The U.S. Senate backed legislation on Wednesday to repeal two decades-old authorizations for past wars in Iraq, as Congress pushes to reassert its role in deciding whether to send troops into combat 20 years after the last invasion.
The Democrat-led Senate voted 66-30 in favor of legislation to repeal the 1991 and 2002 Authorizations for the Use of Military Force, or AUMFs, well above the 51-vote majority needed to pass the measure that would formally end the Gulf and Iraq wars.
To become law, the repeal of the two AUMFs must still pass the Republican-led House of Representatives, where its prospects are less certain. All of the votes against repeal in the Senate were from Republicans and the party’s leader in the chamber, Mitch McConnell, issued a statement opposing it.

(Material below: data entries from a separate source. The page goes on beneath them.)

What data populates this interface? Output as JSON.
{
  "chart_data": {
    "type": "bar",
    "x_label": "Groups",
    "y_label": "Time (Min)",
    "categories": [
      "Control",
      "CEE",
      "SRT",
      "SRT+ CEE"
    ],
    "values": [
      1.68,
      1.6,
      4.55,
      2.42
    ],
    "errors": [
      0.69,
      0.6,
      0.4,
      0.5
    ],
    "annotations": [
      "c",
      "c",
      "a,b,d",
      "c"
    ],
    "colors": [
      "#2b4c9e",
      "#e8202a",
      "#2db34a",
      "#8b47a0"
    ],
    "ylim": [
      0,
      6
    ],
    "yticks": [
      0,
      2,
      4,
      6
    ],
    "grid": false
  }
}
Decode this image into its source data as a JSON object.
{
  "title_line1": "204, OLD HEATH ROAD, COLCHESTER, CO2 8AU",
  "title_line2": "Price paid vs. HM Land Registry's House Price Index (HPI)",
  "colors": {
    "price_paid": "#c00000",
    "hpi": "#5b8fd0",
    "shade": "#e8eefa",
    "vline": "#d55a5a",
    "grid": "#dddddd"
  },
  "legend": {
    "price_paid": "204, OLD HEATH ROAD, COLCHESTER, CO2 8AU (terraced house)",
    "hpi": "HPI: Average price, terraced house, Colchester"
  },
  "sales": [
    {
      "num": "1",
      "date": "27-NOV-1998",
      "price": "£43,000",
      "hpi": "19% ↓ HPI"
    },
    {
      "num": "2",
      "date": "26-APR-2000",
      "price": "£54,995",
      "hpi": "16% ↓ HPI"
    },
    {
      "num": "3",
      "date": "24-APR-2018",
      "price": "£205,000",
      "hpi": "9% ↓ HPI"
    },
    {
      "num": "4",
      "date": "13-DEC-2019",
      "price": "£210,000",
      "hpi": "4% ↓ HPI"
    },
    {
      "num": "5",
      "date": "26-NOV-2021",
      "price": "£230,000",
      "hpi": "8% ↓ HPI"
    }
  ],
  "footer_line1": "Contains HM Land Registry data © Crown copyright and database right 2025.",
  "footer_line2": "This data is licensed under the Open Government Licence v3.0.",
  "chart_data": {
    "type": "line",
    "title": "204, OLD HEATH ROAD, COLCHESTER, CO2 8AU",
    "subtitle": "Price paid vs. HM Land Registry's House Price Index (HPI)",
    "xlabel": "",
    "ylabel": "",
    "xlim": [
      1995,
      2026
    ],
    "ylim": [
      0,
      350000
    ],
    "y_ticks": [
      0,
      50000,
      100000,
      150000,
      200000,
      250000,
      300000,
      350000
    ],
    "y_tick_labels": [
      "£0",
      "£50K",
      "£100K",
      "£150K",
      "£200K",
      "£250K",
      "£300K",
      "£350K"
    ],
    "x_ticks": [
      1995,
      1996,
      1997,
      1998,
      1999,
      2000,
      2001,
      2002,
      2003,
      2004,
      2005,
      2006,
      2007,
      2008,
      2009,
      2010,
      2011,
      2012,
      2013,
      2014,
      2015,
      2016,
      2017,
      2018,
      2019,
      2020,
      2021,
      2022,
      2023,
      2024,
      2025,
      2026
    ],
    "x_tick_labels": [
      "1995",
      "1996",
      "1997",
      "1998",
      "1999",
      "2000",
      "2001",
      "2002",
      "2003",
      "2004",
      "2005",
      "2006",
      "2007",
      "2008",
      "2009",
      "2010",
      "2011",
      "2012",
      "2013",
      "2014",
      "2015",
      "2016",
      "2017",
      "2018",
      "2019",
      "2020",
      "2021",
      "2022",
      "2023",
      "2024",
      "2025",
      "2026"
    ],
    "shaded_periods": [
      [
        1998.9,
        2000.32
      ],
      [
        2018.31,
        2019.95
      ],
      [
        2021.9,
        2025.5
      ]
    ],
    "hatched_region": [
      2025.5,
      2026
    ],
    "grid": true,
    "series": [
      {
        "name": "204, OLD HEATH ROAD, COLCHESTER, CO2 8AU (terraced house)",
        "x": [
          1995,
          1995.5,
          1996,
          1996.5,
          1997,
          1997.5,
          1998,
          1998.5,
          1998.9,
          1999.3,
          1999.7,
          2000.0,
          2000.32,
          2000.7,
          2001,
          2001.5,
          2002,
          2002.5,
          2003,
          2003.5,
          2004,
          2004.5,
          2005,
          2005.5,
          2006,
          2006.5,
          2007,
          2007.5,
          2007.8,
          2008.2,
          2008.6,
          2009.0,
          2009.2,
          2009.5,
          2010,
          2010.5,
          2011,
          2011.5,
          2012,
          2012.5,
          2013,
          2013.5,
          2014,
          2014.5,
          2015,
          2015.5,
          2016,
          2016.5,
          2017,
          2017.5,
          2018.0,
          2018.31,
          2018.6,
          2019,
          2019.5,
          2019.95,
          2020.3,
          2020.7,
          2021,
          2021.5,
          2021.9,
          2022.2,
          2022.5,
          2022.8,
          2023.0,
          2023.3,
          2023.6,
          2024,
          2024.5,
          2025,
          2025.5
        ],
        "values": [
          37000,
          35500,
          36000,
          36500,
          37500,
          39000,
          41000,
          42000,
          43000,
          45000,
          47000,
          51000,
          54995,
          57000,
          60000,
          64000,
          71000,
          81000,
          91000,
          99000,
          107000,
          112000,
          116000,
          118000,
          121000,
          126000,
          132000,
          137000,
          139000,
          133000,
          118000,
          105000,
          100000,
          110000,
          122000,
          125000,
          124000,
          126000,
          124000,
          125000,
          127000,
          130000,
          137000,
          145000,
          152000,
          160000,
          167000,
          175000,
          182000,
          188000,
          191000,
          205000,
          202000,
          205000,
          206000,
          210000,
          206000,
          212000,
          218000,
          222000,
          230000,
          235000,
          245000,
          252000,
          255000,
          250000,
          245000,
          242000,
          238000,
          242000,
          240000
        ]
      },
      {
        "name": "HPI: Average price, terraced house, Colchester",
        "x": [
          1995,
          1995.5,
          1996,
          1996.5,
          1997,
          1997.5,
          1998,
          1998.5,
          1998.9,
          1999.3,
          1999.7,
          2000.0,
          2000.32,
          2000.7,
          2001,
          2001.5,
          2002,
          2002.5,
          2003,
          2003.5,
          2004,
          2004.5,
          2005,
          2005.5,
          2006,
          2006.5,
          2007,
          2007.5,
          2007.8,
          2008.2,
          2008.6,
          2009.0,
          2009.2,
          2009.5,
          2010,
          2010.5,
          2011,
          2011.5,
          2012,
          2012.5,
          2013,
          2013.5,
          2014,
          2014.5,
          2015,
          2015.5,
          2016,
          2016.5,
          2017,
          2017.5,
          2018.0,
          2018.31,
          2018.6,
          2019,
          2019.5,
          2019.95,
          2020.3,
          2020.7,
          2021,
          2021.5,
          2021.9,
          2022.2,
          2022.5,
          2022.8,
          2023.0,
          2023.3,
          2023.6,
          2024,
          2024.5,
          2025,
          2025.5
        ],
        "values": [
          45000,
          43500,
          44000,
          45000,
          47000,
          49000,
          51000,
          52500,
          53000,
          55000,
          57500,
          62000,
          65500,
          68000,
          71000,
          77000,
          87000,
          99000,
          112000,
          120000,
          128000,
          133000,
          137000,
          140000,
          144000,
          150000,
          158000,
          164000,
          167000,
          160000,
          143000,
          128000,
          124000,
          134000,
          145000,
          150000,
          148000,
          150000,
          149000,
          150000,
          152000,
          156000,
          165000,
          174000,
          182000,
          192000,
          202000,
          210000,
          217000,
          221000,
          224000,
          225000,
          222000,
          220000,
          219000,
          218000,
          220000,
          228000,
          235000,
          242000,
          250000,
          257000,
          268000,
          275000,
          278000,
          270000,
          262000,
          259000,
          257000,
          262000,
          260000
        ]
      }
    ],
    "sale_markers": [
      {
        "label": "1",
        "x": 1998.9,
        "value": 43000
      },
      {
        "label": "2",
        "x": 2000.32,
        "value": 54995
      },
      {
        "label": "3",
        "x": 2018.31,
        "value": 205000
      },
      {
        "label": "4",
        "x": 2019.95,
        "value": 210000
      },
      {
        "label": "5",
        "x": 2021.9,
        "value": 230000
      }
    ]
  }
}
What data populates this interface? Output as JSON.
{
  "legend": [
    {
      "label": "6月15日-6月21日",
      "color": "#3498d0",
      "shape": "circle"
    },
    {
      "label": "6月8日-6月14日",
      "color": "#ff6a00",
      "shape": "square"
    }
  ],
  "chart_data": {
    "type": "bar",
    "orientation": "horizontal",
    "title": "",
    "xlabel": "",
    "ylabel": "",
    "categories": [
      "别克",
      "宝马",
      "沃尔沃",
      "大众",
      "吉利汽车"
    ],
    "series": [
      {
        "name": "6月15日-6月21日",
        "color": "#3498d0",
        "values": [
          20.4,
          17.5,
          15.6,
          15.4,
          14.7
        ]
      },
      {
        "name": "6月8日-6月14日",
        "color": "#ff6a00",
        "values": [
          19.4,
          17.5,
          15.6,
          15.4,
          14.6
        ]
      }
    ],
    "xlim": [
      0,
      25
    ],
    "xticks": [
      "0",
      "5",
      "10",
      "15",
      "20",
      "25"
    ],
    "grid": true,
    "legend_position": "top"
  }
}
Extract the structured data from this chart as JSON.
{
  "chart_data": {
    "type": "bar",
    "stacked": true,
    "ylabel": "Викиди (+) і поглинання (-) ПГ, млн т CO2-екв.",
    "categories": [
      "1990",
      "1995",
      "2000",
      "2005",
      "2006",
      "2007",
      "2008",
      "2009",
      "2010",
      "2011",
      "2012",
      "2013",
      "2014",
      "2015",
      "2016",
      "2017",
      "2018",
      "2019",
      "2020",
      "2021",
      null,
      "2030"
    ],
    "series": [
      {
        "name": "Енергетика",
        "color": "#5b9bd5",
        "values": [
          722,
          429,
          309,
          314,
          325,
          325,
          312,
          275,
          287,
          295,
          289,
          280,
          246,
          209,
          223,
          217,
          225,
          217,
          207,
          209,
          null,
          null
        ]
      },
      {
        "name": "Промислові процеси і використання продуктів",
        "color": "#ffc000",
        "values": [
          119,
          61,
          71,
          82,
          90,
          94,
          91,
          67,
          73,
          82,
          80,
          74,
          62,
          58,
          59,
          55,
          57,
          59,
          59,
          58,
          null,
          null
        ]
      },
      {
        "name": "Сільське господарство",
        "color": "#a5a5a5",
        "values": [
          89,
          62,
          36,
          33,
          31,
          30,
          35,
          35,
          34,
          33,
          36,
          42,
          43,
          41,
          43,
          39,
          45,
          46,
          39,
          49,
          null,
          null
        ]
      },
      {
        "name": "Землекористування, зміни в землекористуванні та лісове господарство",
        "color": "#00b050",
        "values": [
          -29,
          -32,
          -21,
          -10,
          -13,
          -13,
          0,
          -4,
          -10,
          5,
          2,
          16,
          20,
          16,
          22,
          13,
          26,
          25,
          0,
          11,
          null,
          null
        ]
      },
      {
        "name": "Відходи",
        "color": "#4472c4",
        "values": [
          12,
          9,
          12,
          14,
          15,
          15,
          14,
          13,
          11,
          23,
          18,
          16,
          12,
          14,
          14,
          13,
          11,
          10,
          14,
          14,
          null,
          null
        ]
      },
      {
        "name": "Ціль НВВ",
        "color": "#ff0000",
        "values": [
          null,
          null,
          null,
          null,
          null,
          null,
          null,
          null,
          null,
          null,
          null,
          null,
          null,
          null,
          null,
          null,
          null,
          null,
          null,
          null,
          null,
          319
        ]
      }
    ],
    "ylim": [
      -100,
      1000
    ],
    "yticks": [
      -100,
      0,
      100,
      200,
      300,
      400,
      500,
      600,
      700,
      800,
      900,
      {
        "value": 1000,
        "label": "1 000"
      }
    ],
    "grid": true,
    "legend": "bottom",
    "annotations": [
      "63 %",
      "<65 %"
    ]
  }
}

President Joe Biden has said he will sign the measure if it reaches his desk.
Twenty years after the March 2003 U.S. invasion that toppled Iraq’s Saddam Hussein, the vote was a historic step away from a war that killed hundreds of thousands of Iraqis and thousands of Americans, complicated policy in the Middle East and bitterly divided U.S. politics.
Supporters of repeal also said it recognized that Iraq is no longer an adversary, but has become a U.S. security partner.
The resolution also would repeal the Gulf War AUMF approved in 1991 after Saddam’s Iraq invaded Kuwait.
The Iraq AUMFs have been labeled “zombie” authorizations because they never expire but their original purpose no longer applies.
It was also the latest effort by U.S. lawmakers to reclaim congressional authority over whether troops should be sent into combat, which backers of the repeal said had been improperly ceded to the White House as the Senate and the House passed and then failed to repeal open-ended war authorizations.
“This vote shows that Congress is prepared to call back our constitutional role in deciding how and when a nation goes to war, and also when it should end wars,” said Senator Bob Menendez, Democratic chairman of the Foreign Relations Committee, before the vote.
“It also protests against future administrations abusing authorizations that outlive their mandate but still remain on the books,” Menendez said.
Under the U.S. constitution, Congress, not the president, has the right to declare war.
Lawmakers have been divided over whether to let the AUMFs stand, leaving it to military commanders to decide how best to fight U.S. enemies. As a result, no AUMF repeals have passed since 1971, although some have passed committees or one chamber of Congress.
McConnell, who is out of Washington recovering from a fall, issued a statement opposing the repeal.
“Our terrorist enemies aren’t sunsetting their war against us. And when we deploy our servicemembers in harm’s way, we need to supply them with all the support and legal authorities that we can,” he said, citing recent attacks such as one last week in Syria that killed one American and wounded six others.